Dental fillings are restorative procedures a dentist applies as the result of tooth decay. The dentist removes a decayed a portion of the tooth and replaces it with another material, usually metal or composite resin. Most dental fillings live long, happy lives without causing problems for the person wearing them. However, occasionally fillings become sensitive and start to hurt. Several things can cause pain in fillings.
Decay and Restorations
A dentist diagnoses decay in two ways: with diagnostic X-rays and by probing suspected decay areas with an instrument called an explorer. The explorer is a sharp pigtail-shaped tool used to check even the smallest pit or fissure of a tooth for decay. Normal enamel and dentine are hard and a dentist cannot penetrate it with an explorer. If the dentist finds decay, the explorer will go directly into it, and it will be difficult to pull it back out because decay is soft and sticky. Decays show up on an X-ray as a dark shadow in the tooth. Usually even decay under an old filling will eventually show up on X-rays. The materials commonly used for fillings are amalgam, a silver alloy with mercury or composite resin, that can be acrylic or glass-based.
Filling or Restoration Preparation
When a dentist repairs a newly decayed tooth or removes an old filling, he makes a box or "cavity prep" with a high speed dental drill. A slow-speed drill and a spoon excavator remove the decay. He medicates the floor of the cavity prep closest to the nerve with a material that will help dentine regenerate, and lines the entire cavity prep with insulating varnish. Once she has placed the filling material, adjusted the bite and smoothed the edges, the patient is ready to go home with a warning that the tooth may be sensitive for a while after the procedure.
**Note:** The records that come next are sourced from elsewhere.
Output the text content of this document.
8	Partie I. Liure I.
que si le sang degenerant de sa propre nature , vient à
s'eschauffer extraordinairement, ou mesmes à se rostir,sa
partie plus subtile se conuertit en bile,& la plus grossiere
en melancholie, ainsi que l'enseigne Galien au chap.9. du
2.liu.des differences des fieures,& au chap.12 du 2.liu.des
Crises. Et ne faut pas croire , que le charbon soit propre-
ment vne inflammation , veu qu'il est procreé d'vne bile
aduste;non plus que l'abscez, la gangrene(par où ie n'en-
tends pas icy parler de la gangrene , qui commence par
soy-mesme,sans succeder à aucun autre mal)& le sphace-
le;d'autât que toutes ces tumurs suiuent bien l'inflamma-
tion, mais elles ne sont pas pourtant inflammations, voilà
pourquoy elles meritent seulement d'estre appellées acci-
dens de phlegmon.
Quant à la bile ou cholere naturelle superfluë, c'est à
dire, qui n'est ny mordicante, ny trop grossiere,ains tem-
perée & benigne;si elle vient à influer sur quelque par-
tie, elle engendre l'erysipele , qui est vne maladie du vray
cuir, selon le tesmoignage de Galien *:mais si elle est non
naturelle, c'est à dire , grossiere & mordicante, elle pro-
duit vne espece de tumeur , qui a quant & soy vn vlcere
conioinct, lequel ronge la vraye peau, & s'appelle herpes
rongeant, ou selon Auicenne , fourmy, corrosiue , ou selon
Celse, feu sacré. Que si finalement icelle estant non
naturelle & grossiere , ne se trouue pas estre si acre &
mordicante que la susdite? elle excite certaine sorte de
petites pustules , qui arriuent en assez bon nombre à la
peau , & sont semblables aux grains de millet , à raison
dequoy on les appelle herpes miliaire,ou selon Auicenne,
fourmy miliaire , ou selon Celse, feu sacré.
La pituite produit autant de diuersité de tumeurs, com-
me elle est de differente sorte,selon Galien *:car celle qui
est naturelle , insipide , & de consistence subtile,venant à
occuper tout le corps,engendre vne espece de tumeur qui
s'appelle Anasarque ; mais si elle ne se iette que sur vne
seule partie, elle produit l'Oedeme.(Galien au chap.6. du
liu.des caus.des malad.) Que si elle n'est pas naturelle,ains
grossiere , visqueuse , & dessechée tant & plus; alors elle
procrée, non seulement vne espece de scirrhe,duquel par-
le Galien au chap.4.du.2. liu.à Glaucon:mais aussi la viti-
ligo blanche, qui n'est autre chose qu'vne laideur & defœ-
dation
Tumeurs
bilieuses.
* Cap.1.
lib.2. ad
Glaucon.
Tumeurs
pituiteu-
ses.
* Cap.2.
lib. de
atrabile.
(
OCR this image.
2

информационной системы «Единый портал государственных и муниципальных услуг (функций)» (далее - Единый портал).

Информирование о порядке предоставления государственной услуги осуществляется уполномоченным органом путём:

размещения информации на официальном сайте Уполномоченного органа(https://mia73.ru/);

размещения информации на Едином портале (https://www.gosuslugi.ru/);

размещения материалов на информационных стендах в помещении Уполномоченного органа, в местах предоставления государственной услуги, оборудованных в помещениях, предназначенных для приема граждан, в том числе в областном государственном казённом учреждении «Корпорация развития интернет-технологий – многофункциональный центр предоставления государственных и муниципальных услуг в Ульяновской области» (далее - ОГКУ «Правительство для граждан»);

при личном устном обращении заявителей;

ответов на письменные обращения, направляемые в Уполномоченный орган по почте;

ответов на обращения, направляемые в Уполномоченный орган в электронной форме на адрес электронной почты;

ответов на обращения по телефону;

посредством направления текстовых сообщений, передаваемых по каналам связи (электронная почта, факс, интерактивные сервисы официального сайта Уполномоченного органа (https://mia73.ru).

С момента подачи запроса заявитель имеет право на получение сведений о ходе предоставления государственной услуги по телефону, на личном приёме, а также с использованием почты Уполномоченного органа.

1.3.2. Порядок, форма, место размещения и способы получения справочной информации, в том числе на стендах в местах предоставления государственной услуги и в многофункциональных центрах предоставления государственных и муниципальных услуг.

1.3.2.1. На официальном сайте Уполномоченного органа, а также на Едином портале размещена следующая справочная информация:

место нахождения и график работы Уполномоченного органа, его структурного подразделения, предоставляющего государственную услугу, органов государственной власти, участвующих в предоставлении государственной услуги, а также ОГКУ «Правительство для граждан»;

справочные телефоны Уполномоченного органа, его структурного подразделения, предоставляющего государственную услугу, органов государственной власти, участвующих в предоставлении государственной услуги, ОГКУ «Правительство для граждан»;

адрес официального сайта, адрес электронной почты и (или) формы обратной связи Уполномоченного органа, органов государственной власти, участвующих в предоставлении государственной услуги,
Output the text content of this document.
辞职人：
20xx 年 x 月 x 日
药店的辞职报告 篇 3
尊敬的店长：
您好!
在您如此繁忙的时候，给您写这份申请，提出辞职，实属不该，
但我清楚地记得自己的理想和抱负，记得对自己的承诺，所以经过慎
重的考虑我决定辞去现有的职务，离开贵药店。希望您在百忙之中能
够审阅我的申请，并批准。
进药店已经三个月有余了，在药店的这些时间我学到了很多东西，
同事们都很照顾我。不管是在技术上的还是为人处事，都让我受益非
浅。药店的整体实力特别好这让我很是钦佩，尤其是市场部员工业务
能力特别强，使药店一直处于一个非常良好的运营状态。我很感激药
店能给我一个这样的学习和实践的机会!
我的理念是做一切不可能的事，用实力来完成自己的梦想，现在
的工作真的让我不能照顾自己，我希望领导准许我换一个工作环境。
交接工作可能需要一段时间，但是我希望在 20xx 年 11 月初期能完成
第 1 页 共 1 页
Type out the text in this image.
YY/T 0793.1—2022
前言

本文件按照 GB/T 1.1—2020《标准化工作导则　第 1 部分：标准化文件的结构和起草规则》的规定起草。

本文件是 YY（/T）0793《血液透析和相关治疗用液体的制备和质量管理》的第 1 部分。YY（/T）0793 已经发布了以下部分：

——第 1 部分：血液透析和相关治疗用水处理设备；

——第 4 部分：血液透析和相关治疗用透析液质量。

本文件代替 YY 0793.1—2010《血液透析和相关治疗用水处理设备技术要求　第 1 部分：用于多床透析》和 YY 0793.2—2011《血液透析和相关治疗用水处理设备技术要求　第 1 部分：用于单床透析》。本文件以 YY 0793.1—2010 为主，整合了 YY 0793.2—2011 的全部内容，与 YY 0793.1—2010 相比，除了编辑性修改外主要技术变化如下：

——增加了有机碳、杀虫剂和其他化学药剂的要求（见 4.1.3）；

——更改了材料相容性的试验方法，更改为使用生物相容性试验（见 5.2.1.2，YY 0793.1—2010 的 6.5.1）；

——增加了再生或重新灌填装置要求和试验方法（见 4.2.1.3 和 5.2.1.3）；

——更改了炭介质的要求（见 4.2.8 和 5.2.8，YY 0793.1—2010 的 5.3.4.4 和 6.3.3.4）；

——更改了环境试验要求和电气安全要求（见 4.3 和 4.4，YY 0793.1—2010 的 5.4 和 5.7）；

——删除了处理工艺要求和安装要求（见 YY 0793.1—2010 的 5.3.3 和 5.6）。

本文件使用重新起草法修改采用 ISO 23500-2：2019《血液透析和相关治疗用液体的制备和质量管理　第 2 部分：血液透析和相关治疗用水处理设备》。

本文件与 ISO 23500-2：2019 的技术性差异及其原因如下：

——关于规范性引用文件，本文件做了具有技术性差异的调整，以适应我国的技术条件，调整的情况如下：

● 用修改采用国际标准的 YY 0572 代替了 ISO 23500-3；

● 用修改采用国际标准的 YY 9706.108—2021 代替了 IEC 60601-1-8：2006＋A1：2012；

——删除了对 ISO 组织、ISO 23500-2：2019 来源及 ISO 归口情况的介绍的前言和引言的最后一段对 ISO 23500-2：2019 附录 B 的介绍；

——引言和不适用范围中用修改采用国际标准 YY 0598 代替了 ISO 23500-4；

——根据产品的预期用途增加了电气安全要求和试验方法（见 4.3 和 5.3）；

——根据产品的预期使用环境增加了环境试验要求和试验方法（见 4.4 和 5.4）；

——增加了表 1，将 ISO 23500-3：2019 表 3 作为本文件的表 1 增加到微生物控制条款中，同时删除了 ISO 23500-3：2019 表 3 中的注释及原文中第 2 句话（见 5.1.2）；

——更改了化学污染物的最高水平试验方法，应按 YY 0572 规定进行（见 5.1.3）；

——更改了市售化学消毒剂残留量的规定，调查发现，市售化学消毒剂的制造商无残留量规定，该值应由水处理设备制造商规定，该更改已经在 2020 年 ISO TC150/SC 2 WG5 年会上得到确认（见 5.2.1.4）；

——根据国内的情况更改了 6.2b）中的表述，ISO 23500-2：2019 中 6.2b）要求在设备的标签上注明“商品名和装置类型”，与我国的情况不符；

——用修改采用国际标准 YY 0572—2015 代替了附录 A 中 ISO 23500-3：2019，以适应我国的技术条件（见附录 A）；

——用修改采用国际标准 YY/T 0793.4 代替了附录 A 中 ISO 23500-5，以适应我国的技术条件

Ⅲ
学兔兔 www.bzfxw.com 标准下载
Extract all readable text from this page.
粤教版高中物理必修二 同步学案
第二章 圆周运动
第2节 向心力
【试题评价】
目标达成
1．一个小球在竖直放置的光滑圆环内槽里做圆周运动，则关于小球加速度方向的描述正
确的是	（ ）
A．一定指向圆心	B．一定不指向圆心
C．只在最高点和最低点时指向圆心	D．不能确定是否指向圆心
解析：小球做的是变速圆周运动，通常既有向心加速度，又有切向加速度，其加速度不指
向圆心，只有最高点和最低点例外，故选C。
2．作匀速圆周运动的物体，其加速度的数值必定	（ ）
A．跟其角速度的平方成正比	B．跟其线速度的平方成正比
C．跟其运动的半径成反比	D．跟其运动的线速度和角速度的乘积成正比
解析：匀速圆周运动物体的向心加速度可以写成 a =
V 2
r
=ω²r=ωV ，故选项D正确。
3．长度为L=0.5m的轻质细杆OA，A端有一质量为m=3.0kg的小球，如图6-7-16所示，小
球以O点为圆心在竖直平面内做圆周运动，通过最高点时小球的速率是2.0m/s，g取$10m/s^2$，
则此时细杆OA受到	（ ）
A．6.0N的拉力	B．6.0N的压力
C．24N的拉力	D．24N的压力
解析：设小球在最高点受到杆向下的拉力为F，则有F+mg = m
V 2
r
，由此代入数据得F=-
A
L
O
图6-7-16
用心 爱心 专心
Reasons for New Dental Fillings to Hurt
Some sensitivity is normal and expected after a new filling. Decay can irritate the nerve of the tooth, especially if the decay is deep, causing it to be more sensitive than usual because of the new silver or composite in the tooth. Discomfort with thermal changes, especially to cold, are common. Occasionally the tooth hurts when chewing with the new filling. This may be because an area of the filling is too "high," causing that area to be the first part of the tooth that comes together with the opposing tooth when chewing. The tissue around the tooth also may be sensitive because of the injection used to anaesthetise the tooth or from the area being worked on in general. Another sensitivity connected to amalgam fillings is similar to an electric shock. It is called "galvanism" and happens when the new filling reacts to other metals, such as a fork, when eating. Usually, once the amalgam oxidises it is no longer a problem.
Sensitivity in Existing Fillings
Fillings were not meant to last forever. However, silver and composite fillings can last that long with proper dental care. In some cases, a filling starts to get sensitive or starts to hurt. Often the most common cause is that the filling has cracked or fractured under the stress of chewing. When a dentist removes decay from a tooth, it is difficult to get every single piece of bacteria. Sometimes decay will recur because tooth bacteria is anaerobic, meaning it does not need air to survive and grow. Because of the filling's proximity to the nerve of the tooth, occasionally decay penetrates the nerve chamber, causing the death of the tooth. In this case, the tooth can not be repaired with another filling. You will need a root canal and perhaps a crown to restore it. A filled tooth can be sensitive to hot, cold and sweets, not necessarily because anything is wrong with the filling, but because the gum line of the tooth has receded, exposing the more sensitive portion of the tooth called "cementum." A filling can also hurt when the remaining tooth structure fractures or breaks off. Report all of these symptoms to your dentist for diagnosis and care as soon as possible.